Factores que influyen en el aumento del malestar psicológico
Solange Rodríguez Espínola, doctora en Psicología y coordinadora del equipo Capital Humano y Bienestar del ODSA, explicó que han evaluado a personas con altas puntuaciones en ansiedad y depresión desde hace muchos años. Después de la pandemia y con la crisis económica, ocupacional e inflacionaria, estas condiciones se han incrementado. El malestar psicológico afecta a una de cada cuatro personas en el país.
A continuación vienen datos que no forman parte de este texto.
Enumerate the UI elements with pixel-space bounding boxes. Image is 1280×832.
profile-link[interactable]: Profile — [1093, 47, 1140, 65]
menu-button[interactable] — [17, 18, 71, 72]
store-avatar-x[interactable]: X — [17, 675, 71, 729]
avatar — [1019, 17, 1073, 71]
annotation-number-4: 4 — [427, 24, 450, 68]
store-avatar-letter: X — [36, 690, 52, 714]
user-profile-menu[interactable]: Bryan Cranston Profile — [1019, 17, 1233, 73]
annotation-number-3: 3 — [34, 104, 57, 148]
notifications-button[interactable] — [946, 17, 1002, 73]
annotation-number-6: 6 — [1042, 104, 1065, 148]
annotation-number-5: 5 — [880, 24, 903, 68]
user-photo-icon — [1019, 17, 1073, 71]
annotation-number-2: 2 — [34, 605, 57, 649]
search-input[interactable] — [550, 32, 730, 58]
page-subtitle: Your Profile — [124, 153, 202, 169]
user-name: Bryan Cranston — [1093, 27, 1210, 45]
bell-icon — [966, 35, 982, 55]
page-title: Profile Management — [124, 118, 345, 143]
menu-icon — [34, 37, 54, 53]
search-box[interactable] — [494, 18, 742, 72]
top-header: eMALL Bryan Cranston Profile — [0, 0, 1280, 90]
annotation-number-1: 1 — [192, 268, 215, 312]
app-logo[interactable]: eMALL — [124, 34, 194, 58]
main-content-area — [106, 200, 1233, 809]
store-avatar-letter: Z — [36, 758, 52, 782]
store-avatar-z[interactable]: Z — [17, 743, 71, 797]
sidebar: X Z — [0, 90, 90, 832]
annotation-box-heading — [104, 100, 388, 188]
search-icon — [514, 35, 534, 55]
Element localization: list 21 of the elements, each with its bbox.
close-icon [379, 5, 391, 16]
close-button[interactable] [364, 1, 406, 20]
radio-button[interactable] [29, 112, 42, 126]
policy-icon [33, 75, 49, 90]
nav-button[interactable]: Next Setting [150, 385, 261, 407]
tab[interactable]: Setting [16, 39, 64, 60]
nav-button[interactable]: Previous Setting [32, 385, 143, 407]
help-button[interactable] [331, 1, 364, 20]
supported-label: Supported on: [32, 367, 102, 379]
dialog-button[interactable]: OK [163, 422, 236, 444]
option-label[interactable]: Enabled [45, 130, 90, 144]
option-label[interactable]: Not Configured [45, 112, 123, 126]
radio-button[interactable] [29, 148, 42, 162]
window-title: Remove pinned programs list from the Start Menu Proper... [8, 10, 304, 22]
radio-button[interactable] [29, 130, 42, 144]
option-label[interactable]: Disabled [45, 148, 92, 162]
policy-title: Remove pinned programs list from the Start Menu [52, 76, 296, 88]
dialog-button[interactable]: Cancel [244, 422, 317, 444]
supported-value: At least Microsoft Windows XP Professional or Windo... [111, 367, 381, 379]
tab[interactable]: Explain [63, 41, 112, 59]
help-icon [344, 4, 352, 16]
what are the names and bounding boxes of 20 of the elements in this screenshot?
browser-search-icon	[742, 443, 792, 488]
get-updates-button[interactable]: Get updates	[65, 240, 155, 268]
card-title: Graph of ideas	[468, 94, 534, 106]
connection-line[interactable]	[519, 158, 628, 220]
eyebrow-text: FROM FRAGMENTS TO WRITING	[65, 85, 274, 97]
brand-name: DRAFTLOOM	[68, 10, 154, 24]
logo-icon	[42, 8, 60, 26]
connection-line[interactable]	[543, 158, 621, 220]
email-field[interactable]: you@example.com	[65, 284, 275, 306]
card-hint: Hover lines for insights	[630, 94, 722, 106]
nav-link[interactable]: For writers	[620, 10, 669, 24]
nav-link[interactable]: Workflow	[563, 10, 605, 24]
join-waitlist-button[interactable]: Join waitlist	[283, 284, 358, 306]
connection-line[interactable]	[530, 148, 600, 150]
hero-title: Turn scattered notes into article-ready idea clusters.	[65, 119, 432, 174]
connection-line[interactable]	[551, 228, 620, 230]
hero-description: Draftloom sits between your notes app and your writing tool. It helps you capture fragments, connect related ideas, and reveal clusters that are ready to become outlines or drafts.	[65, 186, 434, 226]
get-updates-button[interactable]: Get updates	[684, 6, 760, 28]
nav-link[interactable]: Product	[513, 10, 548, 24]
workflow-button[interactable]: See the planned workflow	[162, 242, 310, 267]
Flavio Calvo, doctor en Psicología y docente, añadió que las desigualdades económicas y laborales, la precarización laboral y el desempleo son factores clave que contribuyen al aumento del malestar psicológico en Argentina.
La inflación y las recurrentes crisis económicas generan una sensación de incertidumbre y ansiedad en las personas, deteriorando la calidad de vida y aumentando el estrés y la ansiedad entre los trabajadores.
Quiénes sufren más la ansiedad
Según Rodríguez Espínola, en el período post pandemia y en situación de crisis, el malestar psicológico impacta especialmente en los estratos socioeconómicos medios. Aunque la ansiedad y la depresión son más prevalentes en mujeres, el contexto de crisis económica afecta a toda la población, con un impacto mayor en aquellos con menos recursos.
Calvo destacó que, si bien el malestar psicológico no distingue entre clases sociales, las personas con un nivel socioeconómico más alto tienen más recursos para afrontar la ansiedad y la depresión, como mejor acceso a servicios de salud y una red de apoyo social más fuerte.
Por otro lado, la falta de dinero genera una constante preocupación sobre la capacidad de satisfacer necesidades básicas como vivienda, alimentación y salud, aumentando el estrés y la ansiedad en los niveles socioeconómicos más bajos.